Some of those plants land in the company’s Metro Botanicals line of containers: streamlined concrete and steel, often filled with vertical aloes set next to rosette-shaped Echeveria.

“People go nuts when they see this modern approach,” says Souders, who grew up watching “The Jetsons” and reading high-concept design magazines, both of which helped her dream up her own otherworldly creations.

It’s hard to turn away from a display of finger-like Fenestraria, spiky agave and artichoke-shaped Jovibarba. They look so alien, so uncommon. Crinkled or straight-leafed, they bring texture, color and form to tabletops or entire gardens.

“If there is such a thing as ‘modern’ plants in the home, these would be them,” says Philip Fracassi, co-owner of Equator Books in Venice, which has a 25-foot-long display of Big Red Sun’s container plants. “We’ve seen everything here in the way of florals and vegetation, but these arrangements are so unique that throughout the day I hear customers say to each other, ‘Hey, come look at this.’ ” Impressed by the company’s store installations, Equator co-owner Michael Deyermond hired Big Red Sun to bring succulents into his house.

“We fell in love with their work, and the relationship grew organically,” Fracassi says. “They do larger projects, like rooftop terraces and gardens, but we think of their small raw containers as ‘mini landscapes’ versus just plants. They have an eclectic vibe.”

At the Rose Cafe and Market in Venice, buyer Sheila Vasquez says Big Red Sun’s swank arrangements are popular because of their clean, modern aesthetic.

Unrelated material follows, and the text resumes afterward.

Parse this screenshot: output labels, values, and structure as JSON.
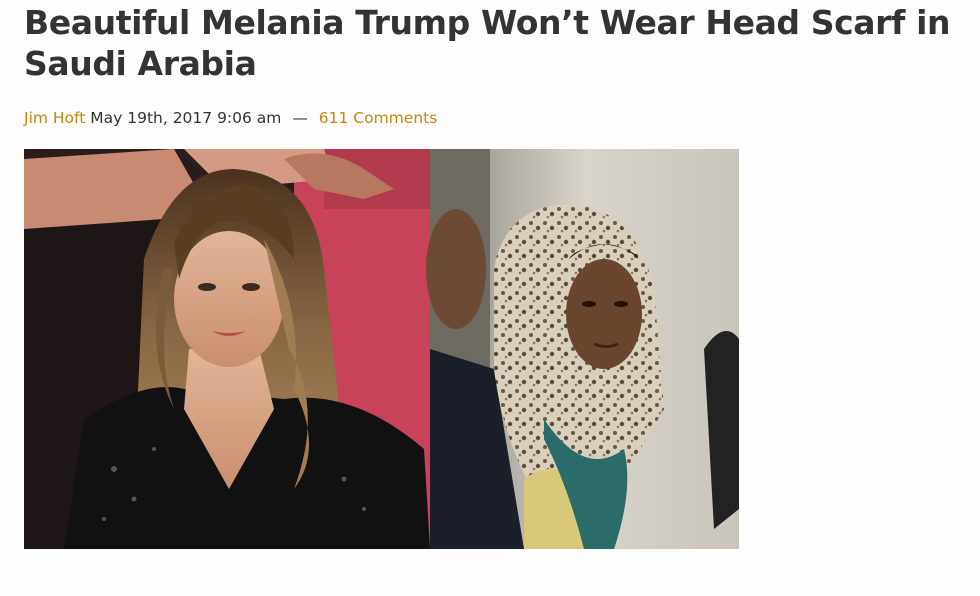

“Young customers like them, but the prices – around $100 – keep some from buying them,” she says. Other shoppers, however, are willing to spring for something unusual. “They’re great-looking and easy to keep alive.”

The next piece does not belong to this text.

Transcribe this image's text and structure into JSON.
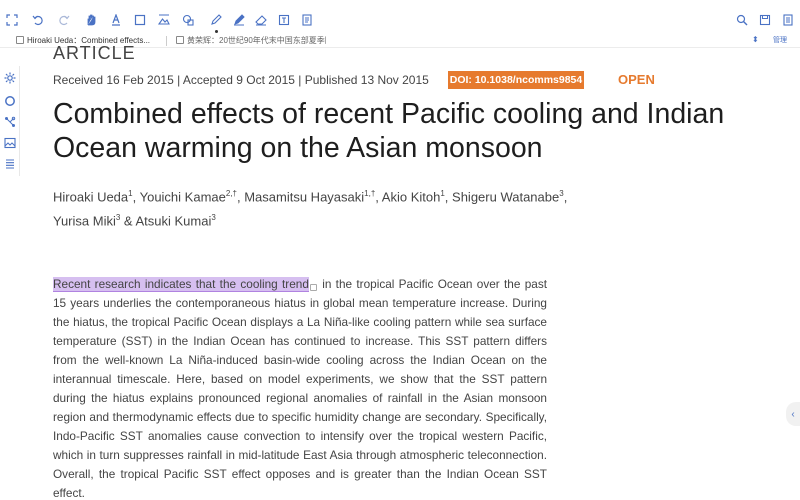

Souders and Robertson, both architecture aficionados, see nothing but creative potential in the revitalization of old dwellings here. “It’s great to see downtown L.A., Silver Lake, Santa Monica and Venice rediscovered, recycled and upgraded,” Souders says.

The spare lines and clean shapes of the company’s arrangements complement midcentury moderns and newly built lofts alike. Container plantings of vertical aloe and jade work indoors or on balconies. Souders has sculpted succulents into basketball-sized orbs that hang from ceilings. Urban thumbnail yards have been transformed into scenic Old California courtyards, and water-gulping lawns have been replaced with less-demanding native grasses and ground covers.

One of Big Red Sun’s projects in the Hollywood Hills transformed the typical straight concrete path from the entrance gate to the backyard into a series of circular steel-and-concrete pads. The courtyard is now lush with rice paper plant, oakleaf hydrangea, foxtail and Ming ferns, along with sedums. Earth-tone gravel was used in place of mulch as a top dressing. “It makes it more navigable, and gravel creates continuity between paths and gardens,” she says.

Gone is the generic lawn, replaced with low-maintenance Korean grass and creeping ground covers. Souders says her company encourages clients to have smaller but more defined lawns and to use Lysimachia, sedums, sedges and mondo grass because they don’t require mowing and need less water.

For busy homeowners who want style without substantial maintenance, those benefits are appealing. So too are Big Red Sun’s fashionable steel vessels, which meld the modern with the classical. The containers can be power coated into metallic greens and oranges, finished in chrome or, if left unfinished, allowed to evolve into a burnt orange or muted black shine.

Among the most eye-popping designs is a round steel dish that looks like a flying saucer in sizes from 18 to 90 inches in diameter. The piece is used as a container garden, water feature, fire pit, sculpture or lighting element. When filled with grass and placed on a stand with bowed spider legs, the planter transforms into a cushy place to sit – as Big Red Sun likes to call it, a giant grass ottoman.